Just some friendly advice about doing precise measuring of bullets/balls:
When measuring excavated lead bullets or balls, we must take the lead-oxide encrustation ("patina") thickness into account. (Remember, you are measuring two layers of it, one layer on each side of the bullet (or ball). Fairly thin patina can add .005-inch, "moderate" patina adds about .01-inch, and heavy patina can add as much as .02-inch the bullet/ball's original diameter. That is why some excavated civil war bullets measure .585-inch, which wouldn't fit down the barrel of a .58-caliber rifle. (By the way, there was no .59-caliber rifle.)
The two smaller balls in the photo show heavy lead-oxide patina. I'd subtract .02-inch from the measurement you got.
When measuring a fired cylindrical bullet (for rifles and pistols), we must take into account the thickness of the rifling-ridges made by the rifling-grooves in the gunbarrel, if the fired bullet shows them. Rifling-ridges can add as much as .02 to .03-inch to a bullet's original diameter.

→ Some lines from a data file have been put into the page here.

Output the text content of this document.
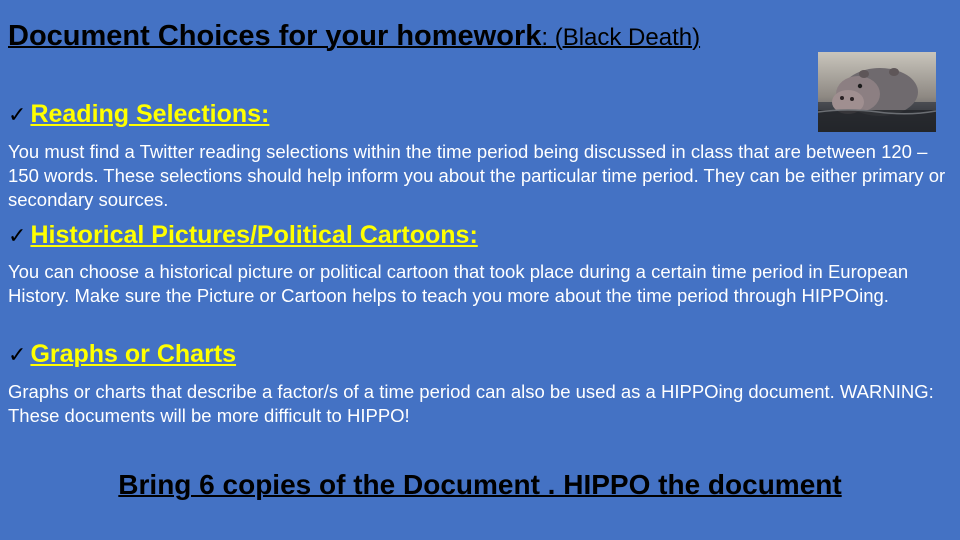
Document Choices for your homework: (Black Death)
✓ Reading Selections:
You must find a Twitter reading selections within the time period being discussed in class that are between 120 – 150 words. These selections should help inform you about the particular time period. They can be either primary or secondary sources.
✓ Historical Pictures/Political Cartoons:
You can choose a historical picture or political cartoon that took place during a certain time period in European History. Make sure the Picture or Cartoon helps to teach you more about the time period through HIPPOing.
✓ Graphs or Charts
Graphs or charts that describe a factor/s of a time period can also be used as a HIPPOing document. WARNING: These documents will be more difficult to HIPPO!
Bring 6 copies of the Document . HIPPO the document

Also, it's helpful to measure the ball in more than one direction, to detect whether it is out-of-round. If there's more than a VERY slight difference in the measurments you get, the ball is out-of-round and therefore is very unlikely to be a musketball/pistolball. Like cannonballs, those projectiles were very carefullly manufactured to be perfectly round, so they wouldn't jam inside the gunbarrel during loading or firing.